The scene is Baldor Electric Co., a manufacturer of electric motors headquartered in Fort Smith, Ark. About 14 months ago Jeff Hines, software applications manager, information services, began a wireless project to automate data collection at the company's 35 finished goods inventory locations. Using wireless-enabled barcode technology from Intermec Technologies Corp., warehouse personnel now update Baldor's SAP-based enterprise system in real time. Inventory receipts and issues and shipping transactions are automated via barcode scanning. The automation also eliminates back-office involvement and speeds warehouse audits. Hines says audits at Baldor's largest warehouse take two hours instead of two days. His recommendations for implementing a wireless strategy follow:
- Think big. Leverage the technology into as many processes as possible.
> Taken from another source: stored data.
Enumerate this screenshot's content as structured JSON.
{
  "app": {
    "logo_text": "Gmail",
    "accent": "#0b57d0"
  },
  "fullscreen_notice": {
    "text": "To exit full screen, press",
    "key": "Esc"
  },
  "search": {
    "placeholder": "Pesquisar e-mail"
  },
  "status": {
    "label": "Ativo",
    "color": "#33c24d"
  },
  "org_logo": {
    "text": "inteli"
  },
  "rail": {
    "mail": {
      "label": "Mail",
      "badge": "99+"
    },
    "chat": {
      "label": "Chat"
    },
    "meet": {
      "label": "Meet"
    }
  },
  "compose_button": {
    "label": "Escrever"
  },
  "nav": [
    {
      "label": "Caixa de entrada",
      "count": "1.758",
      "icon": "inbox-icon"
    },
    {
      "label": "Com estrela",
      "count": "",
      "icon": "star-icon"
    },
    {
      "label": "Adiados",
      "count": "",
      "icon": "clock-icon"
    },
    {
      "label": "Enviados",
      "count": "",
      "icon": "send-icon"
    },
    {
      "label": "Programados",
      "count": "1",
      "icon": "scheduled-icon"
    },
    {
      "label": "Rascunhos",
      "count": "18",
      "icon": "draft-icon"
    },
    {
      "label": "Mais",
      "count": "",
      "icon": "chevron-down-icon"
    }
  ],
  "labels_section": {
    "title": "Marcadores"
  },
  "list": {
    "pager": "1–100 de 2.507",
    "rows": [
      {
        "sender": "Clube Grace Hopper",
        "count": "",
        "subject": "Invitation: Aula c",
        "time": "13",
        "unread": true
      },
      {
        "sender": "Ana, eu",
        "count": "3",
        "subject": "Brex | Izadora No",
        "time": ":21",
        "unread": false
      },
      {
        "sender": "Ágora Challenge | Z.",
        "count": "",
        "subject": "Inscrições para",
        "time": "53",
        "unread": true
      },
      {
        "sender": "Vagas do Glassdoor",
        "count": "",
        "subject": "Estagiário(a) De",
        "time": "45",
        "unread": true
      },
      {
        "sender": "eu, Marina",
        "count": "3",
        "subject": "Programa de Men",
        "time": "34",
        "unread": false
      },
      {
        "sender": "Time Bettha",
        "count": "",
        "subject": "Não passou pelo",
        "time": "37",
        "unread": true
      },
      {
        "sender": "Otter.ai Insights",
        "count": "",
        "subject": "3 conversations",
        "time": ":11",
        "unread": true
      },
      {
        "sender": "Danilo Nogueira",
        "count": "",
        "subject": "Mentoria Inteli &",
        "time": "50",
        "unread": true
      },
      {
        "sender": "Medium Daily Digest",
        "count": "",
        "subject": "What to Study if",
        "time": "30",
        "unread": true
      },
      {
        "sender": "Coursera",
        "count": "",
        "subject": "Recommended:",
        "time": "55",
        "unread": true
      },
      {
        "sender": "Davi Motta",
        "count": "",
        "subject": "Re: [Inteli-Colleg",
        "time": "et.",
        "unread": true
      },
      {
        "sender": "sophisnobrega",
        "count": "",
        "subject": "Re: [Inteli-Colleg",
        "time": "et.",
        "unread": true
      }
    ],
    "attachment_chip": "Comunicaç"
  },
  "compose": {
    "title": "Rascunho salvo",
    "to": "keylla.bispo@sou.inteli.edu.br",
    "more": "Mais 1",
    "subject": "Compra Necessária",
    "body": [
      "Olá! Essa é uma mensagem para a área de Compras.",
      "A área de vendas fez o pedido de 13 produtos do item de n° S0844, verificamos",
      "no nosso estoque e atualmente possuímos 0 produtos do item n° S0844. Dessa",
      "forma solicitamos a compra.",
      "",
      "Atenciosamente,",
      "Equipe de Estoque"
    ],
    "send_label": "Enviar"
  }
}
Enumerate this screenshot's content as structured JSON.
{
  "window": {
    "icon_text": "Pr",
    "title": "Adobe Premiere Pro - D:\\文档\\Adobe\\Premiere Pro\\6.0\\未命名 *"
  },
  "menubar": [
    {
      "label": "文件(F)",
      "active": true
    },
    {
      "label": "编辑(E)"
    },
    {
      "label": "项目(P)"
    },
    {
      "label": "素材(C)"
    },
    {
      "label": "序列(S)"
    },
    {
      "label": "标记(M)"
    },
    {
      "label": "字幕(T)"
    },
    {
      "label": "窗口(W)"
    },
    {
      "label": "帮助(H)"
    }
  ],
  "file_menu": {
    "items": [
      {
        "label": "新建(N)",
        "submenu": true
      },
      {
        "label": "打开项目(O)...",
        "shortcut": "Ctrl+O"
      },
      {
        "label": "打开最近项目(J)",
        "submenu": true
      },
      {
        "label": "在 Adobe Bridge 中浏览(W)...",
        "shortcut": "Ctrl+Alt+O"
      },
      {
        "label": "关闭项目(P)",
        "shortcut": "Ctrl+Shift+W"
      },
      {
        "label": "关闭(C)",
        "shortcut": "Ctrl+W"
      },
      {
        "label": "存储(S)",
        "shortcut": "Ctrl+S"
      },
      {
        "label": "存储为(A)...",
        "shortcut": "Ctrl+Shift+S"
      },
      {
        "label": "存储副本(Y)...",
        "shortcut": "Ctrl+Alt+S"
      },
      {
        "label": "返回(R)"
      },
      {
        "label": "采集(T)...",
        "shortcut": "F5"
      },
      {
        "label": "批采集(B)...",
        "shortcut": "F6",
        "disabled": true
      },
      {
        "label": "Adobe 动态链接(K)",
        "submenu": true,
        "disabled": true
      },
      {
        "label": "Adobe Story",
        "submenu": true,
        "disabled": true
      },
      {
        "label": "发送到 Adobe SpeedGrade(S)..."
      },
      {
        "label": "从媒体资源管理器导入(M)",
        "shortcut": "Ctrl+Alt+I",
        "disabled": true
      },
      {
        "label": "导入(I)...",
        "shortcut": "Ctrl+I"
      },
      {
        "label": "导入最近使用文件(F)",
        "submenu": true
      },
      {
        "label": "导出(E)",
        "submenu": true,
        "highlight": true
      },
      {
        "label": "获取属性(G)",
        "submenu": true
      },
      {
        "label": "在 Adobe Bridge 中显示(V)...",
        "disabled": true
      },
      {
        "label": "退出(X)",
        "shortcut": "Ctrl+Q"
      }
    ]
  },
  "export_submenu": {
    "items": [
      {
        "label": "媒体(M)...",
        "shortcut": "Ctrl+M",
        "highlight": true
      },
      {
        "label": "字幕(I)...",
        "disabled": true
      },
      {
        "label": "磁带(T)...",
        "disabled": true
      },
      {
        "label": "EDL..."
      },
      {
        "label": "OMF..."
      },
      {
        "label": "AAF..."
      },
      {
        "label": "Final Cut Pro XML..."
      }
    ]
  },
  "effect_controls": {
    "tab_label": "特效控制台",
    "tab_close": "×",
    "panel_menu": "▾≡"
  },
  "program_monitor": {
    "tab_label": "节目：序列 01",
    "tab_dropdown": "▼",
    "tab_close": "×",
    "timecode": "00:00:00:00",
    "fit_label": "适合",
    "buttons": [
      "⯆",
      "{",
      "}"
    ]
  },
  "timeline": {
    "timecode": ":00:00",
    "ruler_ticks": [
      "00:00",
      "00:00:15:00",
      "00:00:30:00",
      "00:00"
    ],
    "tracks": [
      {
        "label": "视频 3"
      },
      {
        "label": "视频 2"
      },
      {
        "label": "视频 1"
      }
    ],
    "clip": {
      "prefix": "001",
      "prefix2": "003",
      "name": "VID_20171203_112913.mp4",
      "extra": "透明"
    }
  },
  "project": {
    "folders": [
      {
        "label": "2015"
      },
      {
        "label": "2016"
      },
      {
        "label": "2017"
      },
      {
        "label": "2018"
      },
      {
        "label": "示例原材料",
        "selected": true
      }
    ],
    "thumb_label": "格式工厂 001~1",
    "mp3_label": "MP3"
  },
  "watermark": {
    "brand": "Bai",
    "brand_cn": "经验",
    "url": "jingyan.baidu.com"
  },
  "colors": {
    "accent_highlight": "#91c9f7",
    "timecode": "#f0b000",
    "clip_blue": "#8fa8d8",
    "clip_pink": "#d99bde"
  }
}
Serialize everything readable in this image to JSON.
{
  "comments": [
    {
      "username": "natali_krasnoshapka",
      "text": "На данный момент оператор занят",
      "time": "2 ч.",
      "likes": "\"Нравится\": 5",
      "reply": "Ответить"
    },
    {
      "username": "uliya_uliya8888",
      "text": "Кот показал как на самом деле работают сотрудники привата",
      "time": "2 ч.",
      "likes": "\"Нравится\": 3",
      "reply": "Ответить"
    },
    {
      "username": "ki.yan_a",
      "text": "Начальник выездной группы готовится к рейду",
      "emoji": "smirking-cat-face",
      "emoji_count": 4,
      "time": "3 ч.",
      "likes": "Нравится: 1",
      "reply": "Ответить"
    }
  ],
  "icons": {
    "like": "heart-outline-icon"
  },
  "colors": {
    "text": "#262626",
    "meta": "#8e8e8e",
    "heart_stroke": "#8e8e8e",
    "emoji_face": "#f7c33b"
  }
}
- Update enterprise system in real time from the wireless device.
- Develop your own wireless transactions that fit your business.
- Listen to the people who will use the wireless devices. Involve them in the system design early.
- Use wireless to replace any process that requires writing things down.
- Use your own IT people. Train them and let them develop wireless transactions that fit your business.
- Don't tie your wireless system to a batch input process requiring time-deferred file transfers.
- Don't farm out the work to outsiders who don't know your business.
- Don't skimp on hardware. Get industrial-strength equipment from a manufacturer that can support you.